The Attempt at a Solution

ΔpΔx ~ (h-bar)/2
Δp ~ (h-bar)/(2Δx)

Then using:
ΔE = (Δp)^2 / 2m
ΔE = [ {(h-bar) / (2Δx)}^2 / 2m ]
Using values of Δx=5x10^-15, m=1.67x10^-27
ΔE = 3.3 x 10^-14 J

Or should it be:
Δp ~ (h-bar)/(Δx)

Then using:
ΔE = (Δp)^2 / 2m
ΔE = [ {(h-bar) / (Δx)}^2 / 2m ]
Using values of Δx=5x10^-15, m=1.67x10^-27
ΔE = 1.3 x 10^-13 J

 

[bossman27]

I believe it's the former. Where did you get the idea to drop the 2?

 

[ZedCar]

I believe it's the former. Where did you get the idea to drop the 2?

Because that 2nd version was given to us by the lecturer.

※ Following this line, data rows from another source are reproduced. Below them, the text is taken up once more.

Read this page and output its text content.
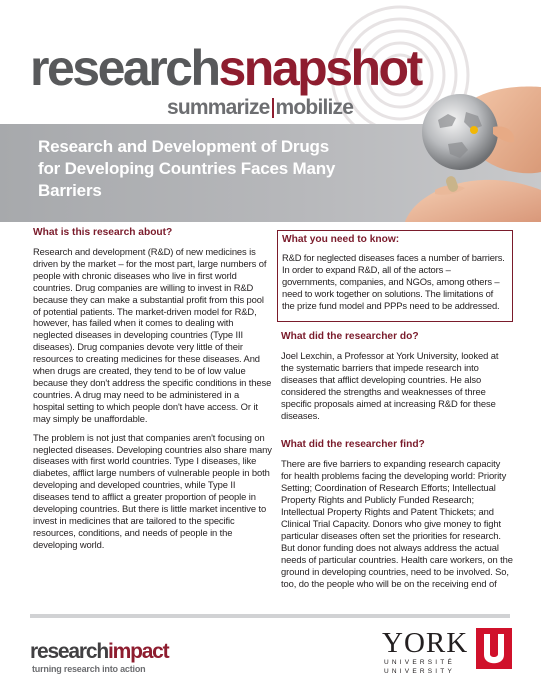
research snapshot
summarize mobilize
Research and Development of Drugs
for Developing Countries Faces Many
Barriers
What is this research about?

Research and development (R&D) of new medicines is driven by the market – for the most part, large numbers of people with chronic diseases who live in first world countries. Drug companies are willing to invest in R&D because they can make a substantial profit from this pool of potential patients. The market-driven model for R&D, however, has failed when it comes to dealing with neglected diseases in developing countries (Type III diseases). Drug companies devote very little of their resources to creating medicines for these diseases. And when drugs are created, they tend to be of low value because they don't address the specific conditions in these countries. A drug may need to be administered in a hospital setting to which people don't have access. Or it may simply be unaffordable.

The problem is not just that companies aren't focusing on neglected diseases. Developing countries also share many diseases with first world countries. Type I diseases, like diabetes, afflict large numbers of vulnerable people in both developing and developed countries, while Type II diseases tend to afflict a greater proportion of people in developing countries. But there is little market incentive to invest in medicines that are tailored to the specific resources, conditions, and needs of people in the developing world.

What you need to know:

R&D for neglected diseases faces a number of barriers. In order to expand R&D, all of the actors – governments, companies, and NGOs, among others – need to work together on solutions. The limitations of the prize fund model and PPPs need to be addressed.

What did the researcher do?

Joel Lexchin, a Professor at York University, looked at the systematic barriers that impede research into diseases that afflict developing countries. He also considered the strengths and weaknesses of three specific proposals aimed at increasing R&D for these diseases.

What did the researcher find?

There are five barriers to expanding research capacity for health problems facing the developing world: Priority Setting; Coordination of Research Efforts; Intellectual Property Rights and Publicly Funded Research; Intellectual Property Rights and Patent Thickets; and Clinical Trial Capacity. Donors who give money to fight particular diseases often set the priorities for research. But donor funding does not always address the actual needs of particular countries. Health care workers, on the ground in developing countries, need to be involved. So, too, do the people who will be on the receiving end of

research impact
turning research into action
YORK
UNIVERSITÉ
UNIVERSITY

The former attempt is mine.

 

[bossman27]

Because that 2nd version was given to us by the lecturer.

After further reading, $\sigma x \sigma p \geq \frac{\hbar}{2}$ is the modern form, which is most accurate.

$\sigma x \sigma p \geq \hbar$ was Heisenbergs original formula. It is obviously still a true mathematical statement since the minimum uncertainty is greater than in the above formula, but it is not quite as accurate.

I think your professor probably wants the original Heisenberg equation, since he decided to teach it that way. Either way, you can always write a note in next to the problem if you're worried about using the incorrect one.

 

[ZedCar]

Thanks very much bossman. That's appreciated.

$\sigma x \sigma p = \hbar$ was Heisenbergs original formula.

I was unaware of that. I'll look into that now.

At least now I know where the "problem" lies.